The three Arab countries issued a statement in which they renewed their support for the UN action plan, adopted in October 2017, in order to end the Libyan crisis through establishing strong national institutions, including economic entities, and a unified army and security forces to maintain security and combat terrorism.

They insisted the significant role the Libyan people should play in international and regional efforts and consultations aiming to achieve a political settlement, noting that a political solution should be approved by the people.     

The foreign ministers agreed to continue their security coordination to counter extremist groups’ threats that target Libya’s security and safety, as well as monitoring “terrorist elements’” movements into the war-torn country.        

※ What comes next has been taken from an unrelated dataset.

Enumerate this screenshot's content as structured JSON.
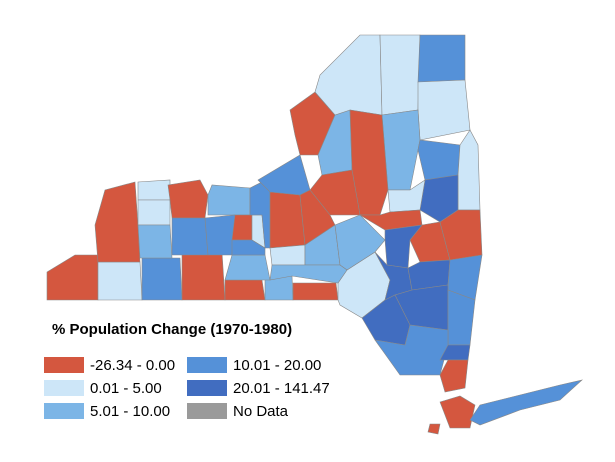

Egypt, Tunisia, and Algeria’s foreign ministers, Sameh Shoukry, Khemaies Jhinaoui, and Abdelkader Messahel met on Monday in Algeria for a regular ministerial meeting to discuss the updates in Libya, ahead of expected parliamentary and presidential elections in the country in late 2018.

Since the fall of Muammar Gaddafi, Libya has been an enclave for militant groups. The Islamic State group (IS) gained a foothold in Sirte, the birthplace of Gaddafi, before the town was recaptured in 2016.

The war-torn country was politically divided into three governments and two rival parliaments. It has been hit by a financial crisis since 2011 due to clashes between militias and forces loyal to these governments.

Late in 2015, the UN reached an agreement to form a new “unity” government headed by Prime Minister Fayez Sarraj and based in Tripoli, while the other two remain in the eastern cities of Bayda and Benghazi.